Аарон, помню, любил ту часть, где уже владетельный Синухе, полководец и герой, побеждает соперника втрое себя сильней. И перечисляет число стрел, отбитых им, и число ударов…Что в этом интересного? Как всегда, Аарон мечтает о битве. Для меня битва — тоже необходимое условие жизни, только ведь битва может исчисляться не числом стрел и ударов. Это как раз самое простое, такая битва; куда труднее сражаться не на жизнь, а на смерть, когда не стреляют открыто. Когда идет подспудная, тщательно скрываемая борьба.

Я думаю, что правильно судил Нуна. Не я — сама судьба отняла у него жену. Я не обещал, что дорога, по которой мы пойдем, будет легкой. Женщина могла погибнуть, когда тряслась земля, разверзаясь под ногами, или когда мы шли через селения, поражённые мором, она могла погибнуть в родах, наконец. Атон судил ей иначе, она умерла в пути, не выдержав его тягот. Её сын, лишённый груди, был обречён. У отца оставался ещё ребёнок, мальчик. И много, много свободных женщин в стане, которые могли бы с радостью разделить его ночи. Прятать лицо своё под его подмышкой, вдыхая запах мужского пота, прижиматься к чреслам его с радостью и удовольствием. Он мог бы иметь ещё сыновей, раз уж так они важны.

Он же, совсем как Синухе, решил уйти от решения. Сбежать, умереть — так просто, так легко. Это предательство по отношению ко мне, столь много в него вложившему надежд, это предательство по отношению к народу. А самое главное — предательство по отношению к тому, ради которого мы идём, чье имя хотим сохранить в мире. Имя нашего Бога.

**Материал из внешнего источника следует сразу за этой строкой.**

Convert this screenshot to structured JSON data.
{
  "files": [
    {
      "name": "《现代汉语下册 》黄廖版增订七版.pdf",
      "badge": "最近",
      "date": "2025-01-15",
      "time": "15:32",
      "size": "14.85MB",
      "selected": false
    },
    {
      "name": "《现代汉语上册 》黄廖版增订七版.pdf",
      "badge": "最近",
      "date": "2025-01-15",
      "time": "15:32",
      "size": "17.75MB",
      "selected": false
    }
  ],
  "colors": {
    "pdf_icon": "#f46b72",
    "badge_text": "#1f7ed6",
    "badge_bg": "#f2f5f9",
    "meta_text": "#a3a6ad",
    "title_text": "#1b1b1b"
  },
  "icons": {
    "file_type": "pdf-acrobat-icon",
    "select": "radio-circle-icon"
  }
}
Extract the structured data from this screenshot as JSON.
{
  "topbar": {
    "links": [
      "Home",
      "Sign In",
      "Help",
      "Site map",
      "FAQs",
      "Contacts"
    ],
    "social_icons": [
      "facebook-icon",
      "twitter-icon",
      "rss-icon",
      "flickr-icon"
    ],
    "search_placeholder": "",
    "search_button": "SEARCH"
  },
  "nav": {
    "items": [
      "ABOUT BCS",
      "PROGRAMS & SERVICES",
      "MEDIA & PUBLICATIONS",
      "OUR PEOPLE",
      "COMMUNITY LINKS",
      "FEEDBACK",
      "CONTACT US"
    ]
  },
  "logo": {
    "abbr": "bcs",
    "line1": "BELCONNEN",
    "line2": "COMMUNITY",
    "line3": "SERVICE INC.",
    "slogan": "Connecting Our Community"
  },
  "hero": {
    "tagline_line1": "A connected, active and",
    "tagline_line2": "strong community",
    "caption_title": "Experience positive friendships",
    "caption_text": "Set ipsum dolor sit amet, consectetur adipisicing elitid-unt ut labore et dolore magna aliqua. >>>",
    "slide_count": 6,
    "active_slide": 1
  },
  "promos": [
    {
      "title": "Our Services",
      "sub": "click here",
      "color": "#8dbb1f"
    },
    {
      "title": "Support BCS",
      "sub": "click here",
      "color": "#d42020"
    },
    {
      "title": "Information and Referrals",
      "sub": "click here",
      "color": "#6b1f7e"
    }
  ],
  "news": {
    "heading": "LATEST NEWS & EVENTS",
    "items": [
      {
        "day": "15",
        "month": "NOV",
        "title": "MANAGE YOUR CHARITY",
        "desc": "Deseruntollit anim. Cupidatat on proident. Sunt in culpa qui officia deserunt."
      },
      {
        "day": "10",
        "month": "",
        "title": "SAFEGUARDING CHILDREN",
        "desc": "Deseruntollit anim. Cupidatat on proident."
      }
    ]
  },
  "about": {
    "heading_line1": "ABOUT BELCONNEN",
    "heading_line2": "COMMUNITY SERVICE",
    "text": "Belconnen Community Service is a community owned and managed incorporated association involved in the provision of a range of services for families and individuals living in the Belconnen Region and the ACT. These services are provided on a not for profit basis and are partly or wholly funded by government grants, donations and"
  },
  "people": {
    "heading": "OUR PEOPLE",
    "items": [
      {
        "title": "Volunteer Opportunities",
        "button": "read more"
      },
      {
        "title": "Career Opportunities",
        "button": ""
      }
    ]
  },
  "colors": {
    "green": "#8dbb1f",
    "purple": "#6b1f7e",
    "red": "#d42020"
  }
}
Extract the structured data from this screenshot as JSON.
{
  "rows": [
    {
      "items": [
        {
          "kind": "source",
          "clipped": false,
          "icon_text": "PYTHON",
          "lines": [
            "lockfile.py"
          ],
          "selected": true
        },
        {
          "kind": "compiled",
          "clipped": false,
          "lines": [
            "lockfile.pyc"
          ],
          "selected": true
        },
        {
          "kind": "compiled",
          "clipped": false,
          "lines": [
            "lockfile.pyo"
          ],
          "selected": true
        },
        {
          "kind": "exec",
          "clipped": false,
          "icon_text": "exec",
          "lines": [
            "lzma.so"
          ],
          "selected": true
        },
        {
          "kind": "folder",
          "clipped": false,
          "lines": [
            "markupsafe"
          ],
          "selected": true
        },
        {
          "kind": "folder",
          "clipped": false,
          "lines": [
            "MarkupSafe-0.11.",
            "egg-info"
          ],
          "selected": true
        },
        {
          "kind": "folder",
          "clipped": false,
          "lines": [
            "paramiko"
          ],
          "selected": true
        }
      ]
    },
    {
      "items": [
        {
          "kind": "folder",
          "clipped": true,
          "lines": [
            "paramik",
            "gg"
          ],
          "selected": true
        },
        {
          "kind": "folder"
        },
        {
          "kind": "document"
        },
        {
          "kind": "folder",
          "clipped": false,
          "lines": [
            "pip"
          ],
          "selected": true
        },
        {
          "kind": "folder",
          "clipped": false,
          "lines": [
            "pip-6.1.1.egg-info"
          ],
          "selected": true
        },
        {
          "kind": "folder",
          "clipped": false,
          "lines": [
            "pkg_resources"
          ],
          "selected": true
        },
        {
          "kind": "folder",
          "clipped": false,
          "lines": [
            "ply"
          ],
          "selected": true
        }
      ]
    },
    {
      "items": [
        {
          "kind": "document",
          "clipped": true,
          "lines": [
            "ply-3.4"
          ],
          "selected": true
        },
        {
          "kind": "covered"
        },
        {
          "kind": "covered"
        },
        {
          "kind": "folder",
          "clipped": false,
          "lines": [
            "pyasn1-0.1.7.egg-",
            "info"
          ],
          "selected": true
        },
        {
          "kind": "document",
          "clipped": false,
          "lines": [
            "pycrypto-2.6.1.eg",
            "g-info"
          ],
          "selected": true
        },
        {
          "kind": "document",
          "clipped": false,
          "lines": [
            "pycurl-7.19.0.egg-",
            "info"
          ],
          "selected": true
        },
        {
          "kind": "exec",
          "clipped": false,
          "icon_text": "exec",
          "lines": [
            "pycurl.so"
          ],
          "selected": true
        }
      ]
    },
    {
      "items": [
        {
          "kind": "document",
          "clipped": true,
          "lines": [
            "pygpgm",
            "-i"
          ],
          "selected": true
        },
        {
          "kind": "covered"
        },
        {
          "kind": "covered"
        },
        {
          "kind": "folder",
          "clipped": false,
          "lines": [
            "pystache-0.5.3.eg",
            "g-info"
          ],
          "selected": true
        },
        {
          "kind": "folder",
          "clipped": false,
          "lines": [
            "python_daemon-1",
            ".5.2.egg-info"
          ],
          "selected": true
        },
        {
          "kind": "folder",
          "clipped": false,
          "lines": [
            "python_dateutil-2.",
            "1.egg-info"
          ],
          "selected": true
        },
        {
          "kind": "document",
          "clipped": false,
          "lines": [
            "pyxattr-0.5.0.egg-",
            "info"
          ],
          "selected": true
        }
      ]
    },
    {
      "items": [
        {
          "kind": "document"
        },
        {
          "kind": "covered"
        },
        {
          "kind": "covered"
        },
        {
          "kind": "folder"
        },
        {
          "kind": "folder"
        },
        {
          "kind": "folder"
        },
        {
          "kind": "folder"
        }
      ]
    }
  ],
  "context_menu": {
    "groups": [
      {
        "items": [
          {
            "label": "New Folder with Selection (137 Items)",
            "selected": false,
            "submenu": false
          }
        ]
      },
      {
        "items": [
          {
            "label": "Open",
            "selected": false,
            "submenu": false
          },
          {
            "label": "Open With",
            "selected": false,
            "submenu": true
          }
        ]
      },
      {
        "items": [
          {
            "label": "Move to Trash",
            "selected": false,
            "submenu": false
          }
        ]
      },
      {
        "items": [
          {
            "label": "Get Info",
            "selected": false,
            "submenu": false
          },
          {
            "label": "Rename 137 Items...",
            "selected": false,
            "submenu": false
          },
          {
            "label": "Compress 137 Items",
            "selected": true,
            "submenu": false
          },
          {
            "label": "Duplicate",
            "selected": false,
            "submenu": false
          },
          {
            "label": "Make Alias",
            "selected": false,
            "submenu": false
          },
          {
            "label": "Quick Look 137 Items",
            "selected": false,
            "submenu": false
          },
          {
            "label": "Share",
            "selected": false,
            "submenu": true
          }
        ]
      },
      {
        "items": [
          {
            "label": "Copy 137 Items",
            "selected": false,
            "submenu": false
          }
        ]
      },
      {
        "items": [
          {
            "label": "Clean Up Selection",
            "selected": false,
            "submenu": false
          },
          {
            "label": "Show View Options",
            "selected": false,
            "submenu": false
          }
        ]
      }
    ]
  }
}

Я не дал Нуну умереть, когда он хотел этого. Я заставил его умереть, когда это было нужно мне. Я судил его, и я его осудил.

Он пошёл против меня. Сегодня, когда мы идём по пустыне, и я стою во главе моего народа, идти против меня, — это преступление. Оно наказуемо.

Была ли горечь какая в сердце, когда я судил?

Была. Не хочу скрывать от самого себя.

Помнится, да, я любил восхваление Атона в сказании о Синухе. Но не понимал, а посему не любил всего остального.

Нуна заставил меня понять. Он отнял у меня самое сладкое чувство последних месяцев: чувство единения с теми, кого я возглавил. И в ту минуту, когда я смотрел с отвращением на дело если не рук своих, то разума и воли: на его голову, торчащую из песка, с высунутым языком, одутловатым и посиневшим лицом, в ту минуту я вдруг вспомнил. «Истинно, подобен я быку, забредшему в чужое стадо: нападает на него бык стада. Схватывается с ним длиннорогий бык. Нет человека толпы, который был бы любим, сделавшись начальником. И нет кочевника, который любил бы выходца из Дельты»…

Так жаловался Синухе когда-то на своё одиночество среди иного народа, которому служил. И видит Атон, я мог бы сказать, что слова эти относятся ко мне ничуть не меньше, чем к тому, кто это сказал. Я понимал эту горечь, эту желчь человека, сослужившего огромную службу чужим; и наказанного этими чужими их недоверием и нелюбовью…

Поначалу не было никаких оснований не доверять Нуну. Казалось, он смирился с потерей жены и сына. Я спрашивал Аарона: как служит?

— Без особого рвения, — отвечал брат. — Но всё, что надо, делает. Ночами в караул выходит, в дозоре не спит. Меч его отточен, из ножен выскакивает легко. Да ты и сам прошлой ночью имел возможность убедиться, не так?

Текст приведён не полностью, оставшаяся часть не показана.